Somebody might respond that inmates deserve to be there anyway. But is that necessarily the case? As libertarians we hold that people who produce, sell, and consume drugs harm no one but themselves (and if they do harm someone else there are already laws against that), and therefore it is unjust to use force against them. It is these very people who make up the majority of the prison population.

But even considering the people who have committed very heinous acts, D’Amico questions the default idea that they should be put in prison. Is this really the best response to this type of human action? This presents an interesting question to anarchist theorists, who spend surprisingly little time on it. There are three general parts to the criminal justice system: the police, the courts, and the penal system.
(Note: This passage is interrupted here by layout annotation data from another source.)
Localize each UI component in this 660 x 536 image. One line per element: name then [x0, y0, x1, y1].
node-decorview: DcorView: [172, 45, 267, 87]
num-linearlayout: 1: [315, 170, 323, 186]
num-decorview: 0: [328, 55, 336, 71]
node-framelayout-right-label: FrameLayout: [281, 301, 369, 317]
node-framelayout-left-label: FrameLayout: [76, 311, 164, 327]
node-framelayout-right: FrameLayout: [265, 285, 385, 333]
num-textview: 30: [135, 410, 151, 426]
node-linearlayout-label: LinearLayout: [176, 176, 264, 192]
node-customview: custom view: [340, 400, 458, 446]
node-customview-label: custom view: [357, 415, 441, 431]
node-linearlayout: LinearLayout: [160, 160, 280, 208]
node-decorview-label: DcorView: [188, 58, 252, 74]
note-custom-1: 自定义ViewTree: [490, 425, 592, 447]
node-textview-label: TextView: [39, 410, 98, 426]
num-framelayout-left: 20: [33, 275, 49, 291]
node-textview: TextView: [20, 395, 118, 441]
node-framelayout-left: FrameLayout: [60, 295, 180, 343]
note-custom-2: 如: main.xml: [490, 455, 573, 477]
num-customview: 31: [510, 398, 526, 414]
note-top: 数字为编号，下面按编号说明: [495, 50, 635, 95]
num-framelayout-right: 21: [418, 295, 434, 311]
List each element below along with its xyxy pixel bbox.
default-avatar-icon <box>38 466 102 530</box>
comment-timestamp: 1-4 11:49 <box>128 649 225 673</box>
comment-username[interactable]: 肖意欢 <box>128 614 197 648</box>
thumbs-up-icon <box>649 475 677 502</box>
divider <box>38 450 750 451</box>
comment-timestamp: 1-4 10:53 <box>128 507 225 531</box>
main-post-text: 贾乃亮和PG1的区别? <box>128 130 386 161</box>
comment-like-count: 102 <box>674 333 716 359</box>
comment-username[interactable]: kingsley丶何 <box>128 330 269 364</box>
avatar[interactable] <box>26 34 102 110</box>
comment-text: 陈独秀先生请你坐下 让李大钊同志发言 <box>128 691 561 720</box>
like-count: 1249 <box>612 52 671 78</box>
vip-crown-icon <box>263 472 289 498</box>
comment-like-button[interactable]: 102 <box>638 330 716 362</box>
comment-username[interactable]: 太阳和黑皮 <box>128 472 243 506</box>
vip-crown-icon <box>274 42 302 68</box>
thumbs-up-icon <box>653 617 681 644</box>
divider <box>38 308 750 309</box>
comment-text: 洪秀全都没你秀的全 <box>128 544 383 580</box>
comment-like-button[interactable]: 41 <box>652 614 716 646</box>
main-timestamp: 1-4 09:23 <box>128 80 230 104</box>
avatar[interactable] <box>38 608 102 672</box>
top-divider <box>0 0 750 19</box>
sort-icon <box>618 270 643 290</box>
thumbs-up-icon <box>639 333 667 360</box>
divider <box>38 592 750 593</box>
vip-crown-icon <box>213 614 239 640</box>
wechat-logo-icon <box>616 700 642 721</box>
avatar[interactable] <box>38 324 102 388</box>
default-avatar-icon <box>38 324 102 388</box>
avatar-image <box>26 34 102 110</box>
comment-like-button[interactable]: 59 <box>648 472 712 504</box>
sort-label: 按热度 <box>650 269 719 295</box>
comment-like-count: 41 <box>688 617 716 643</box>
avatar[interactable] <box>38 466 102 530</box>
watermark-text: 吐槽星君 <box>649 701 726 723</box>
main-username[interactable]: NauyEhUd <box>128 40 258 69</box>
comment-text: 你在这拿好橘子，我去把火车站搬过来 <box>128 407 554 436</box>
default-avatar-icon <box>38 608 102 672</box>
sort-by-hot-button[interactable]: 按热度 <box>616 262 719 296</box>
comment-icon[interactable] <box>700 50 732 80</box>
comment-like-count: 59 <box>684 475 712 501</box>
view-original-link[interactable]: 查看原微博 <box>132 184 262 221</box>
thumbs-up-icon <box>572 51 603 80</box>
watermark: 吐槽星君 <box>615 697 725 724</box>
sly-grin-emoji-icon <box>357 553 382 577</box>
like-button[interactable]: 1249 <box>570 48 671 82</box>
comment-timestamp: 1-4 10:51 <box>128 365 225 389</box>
In their envisioning of the market anarchist system, theorists have spent a whole lot of ink dealing with questions of enforcement and adjudication, the first two parts. However, comparatively less has been said about what will happen to those who are found to have committed egregious acts.

Scholars such as Bruce Benson and John Hasnas have pointed to the fact that English Common Law most often had penal practices based on restitution. Robert P. Murphy’s ideas of punishment in market anarchy involve private prisons that compete to house and rehabilitate offenders, having them work to pay off their restitution and “rent,” as well as taking the risk of liability in vouching for them once they have been released. (This speaks of another large problem in the American penal system: recidivism. Almost 2/3 of released felons commit crimes and end up back in the big house.)

Prison is an issue that affects all Americans, either directly by being in one, or through being a major part of many states’ budgets. I believe that if not for the fact that people don’t know how much they are paying to warehouse people, the prison-industrial complex as we know it would not exist. Please join me in discussing this topic.